Previous approaches, such as BERT-PT (BERT- Post Training) and BAT (BERT Adversarial Training), perform ABOM on User's Reviews by building separate models to complete each ABOM subtasks (e.g., aspect term and aspect sentiment extraction). Their methods can be summarized in steps of obtaining user's reviews, split the sentence into words, convert words into a vector, neural network to convert vectors into class probability to perform the Sequence Labeling and Multi-Class classification. BERT-LSTM/Attention approach uses pooling strategies on all the intermediate layers of the BERT model to achieve better results; While BERT-PT uses post-training and BAT uses adversarial training.

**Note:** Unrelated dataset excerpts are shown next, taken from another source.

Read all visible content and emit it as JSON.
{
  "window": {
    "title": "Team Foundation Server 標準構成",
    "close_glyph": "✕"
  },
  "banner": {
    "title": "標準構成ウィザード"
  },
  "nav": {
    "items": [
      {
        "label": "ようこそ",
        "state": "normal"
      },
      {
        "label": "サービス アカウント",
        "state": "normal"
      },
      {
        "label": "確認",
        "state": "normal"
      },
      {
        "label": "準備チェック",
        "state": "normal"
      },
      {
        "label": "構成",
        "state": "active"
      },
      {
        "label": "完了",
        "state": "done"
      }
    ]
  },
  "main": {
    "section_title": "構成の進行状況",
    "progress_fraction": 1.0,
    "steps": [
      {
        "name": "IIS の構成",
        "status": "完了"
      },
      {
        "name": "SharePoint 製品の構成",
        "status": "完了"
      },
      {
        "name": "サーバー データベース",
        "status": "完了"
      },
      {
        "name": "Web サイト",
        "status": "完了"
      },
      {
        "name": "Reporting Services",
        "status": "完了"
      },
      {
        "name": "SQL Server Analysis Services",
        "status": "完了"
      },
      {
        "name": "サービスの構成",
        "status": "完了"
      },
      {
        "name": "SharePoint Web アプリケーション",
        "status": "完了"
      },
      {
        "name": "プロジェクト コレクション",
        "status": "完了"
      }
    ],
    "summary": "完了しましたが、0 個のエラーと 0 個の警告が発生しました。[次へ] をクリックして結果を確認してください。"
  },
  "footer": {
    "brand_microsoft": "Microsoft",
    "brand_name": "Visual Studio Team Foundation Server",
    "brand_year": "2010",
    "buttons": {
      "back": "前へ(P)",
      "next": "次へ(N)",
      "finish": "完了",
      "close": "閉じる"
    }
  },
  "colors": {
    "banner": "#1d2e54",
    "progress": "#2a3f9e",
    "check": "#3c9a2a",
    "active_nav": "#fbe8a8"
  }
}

Their limitation is that they use separate models to perform each ABOM subtask and require more training time, while not being able to consider aspect category and Coarse-grained ABOM tasks.

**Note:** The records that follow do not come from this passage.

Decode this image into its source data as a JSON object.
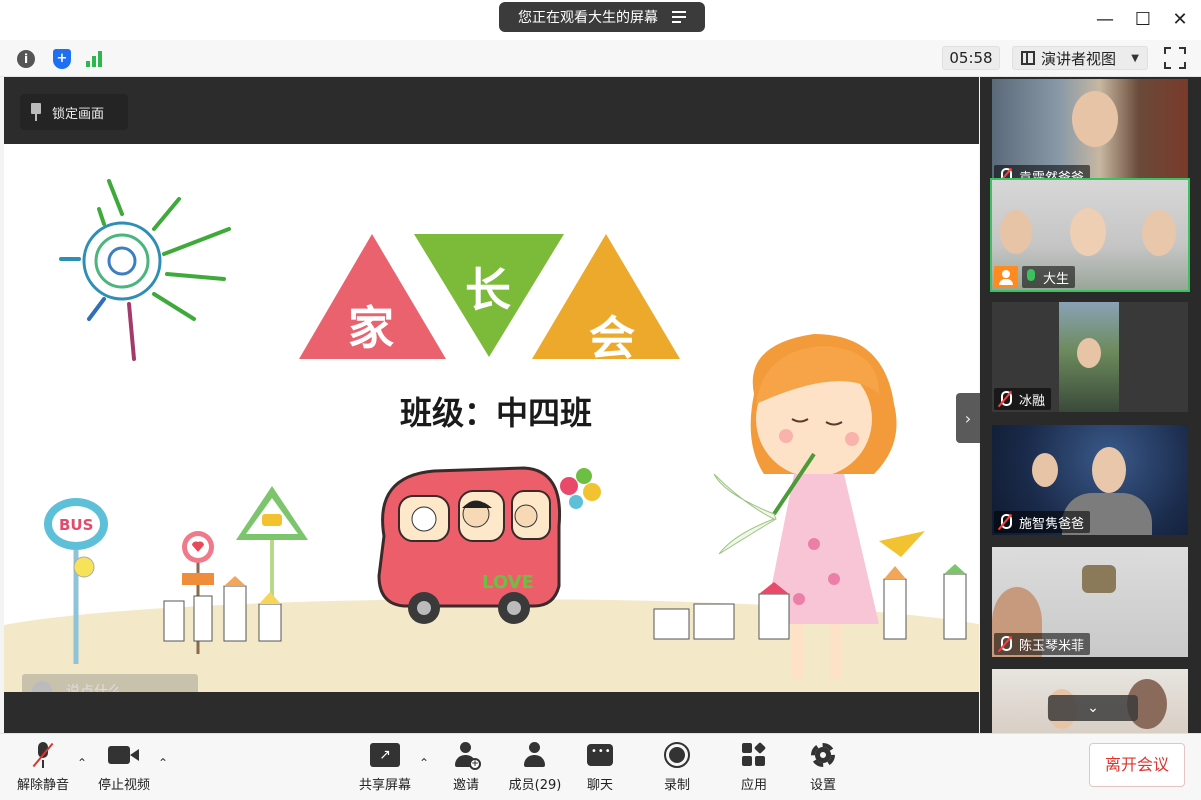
{
  "window": {
    "share_banner": "您正在观看大生的屏幕",
    "minimize": "—",
    "maximize": "☐",
    "close": "✕"
  },
  "toolbar": {
    "info_icon": "info-icon",
    "shield_icon": "shield-icon",
    "signal_icon": "signal-icon",
    "timer": "05:58",
    "view_mode": "演讲者视图"
  },
  "share_area": {
    "lock_view_label": "锁定画面",
    "slide": {
      "title_chars": [
        "家",
        "长",
        "会"
      ],
      "subtitle": "班级：中四班",
      "colors": {
        "pink": "#e9626e",
        "green": "#7cba3a",
        "orange": "#eca92b"
      }
    },
    "chat_placeholder": "说点什么...",
    "collapse": "›"
  },
  "gallery": {
    "participants": [
      {
        "name": "袁霈然爸爸",
        "muted": true,
        "host": false,
        "active": false
      },
      {
        "name": "大生",
        "muted": false,
        "host": true,
        "active": true
      },
      {
        "name": "冰融",
        "muted": true,
        "host": false,
        "active": false
      },
      {
        "name": "施智隽爸爸",
        "muted": true,
        "host": false,
        "active": false
      },
      {
        "name": "陈玉琴米菲",
        "muted": true,
        "host": false,
        "active": false
      }
    ],
    "scroll_down": "⌄"
  },
  "bottom": {
    "unmute": "解除静音",
    "stop_video": "停止视频",
    "share_screen": "共享屏幕",
    "invite": "邀请",
    "members": "成员(29)",
    "chat": "聊天",
    "record": "录制",
    "apps": "应用",
    "settings": "设置",
    "leave": "离开会议",
    "caret": "⌃"
  },
  "colors": {
    "accent_green": "#3cc15f",
    "leave_red": "#e0332c",
    "host_orange": "#ff8a1f"
  }
}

This thesis proposes the BERT-MTL, which uses the Multi-Task Learning approach, solving two or more tasks simultaneously by taking advantage of the similarities between the tasks and enhancing the model's accuracy by reducing training time. We propose BERT- MTL, which takes a four-step process of obtaining the sentences as input, splitting each review into word tokens with the BERT-tokenizer module. The tokens embedding are then fed into the BERT encoder layer, which produces each token-related vector. In the end, vectors are then given input to the different classification layers to perform ABOM tasks. To evaluate our model's performance, we have used the SemEval-14 restaurant dataset. Our proposed model outperforms previous models on several ABOM tasks in terms of Macro F1 and Accuracy with the help of Multi-Task Learning and various Pooling Strategies.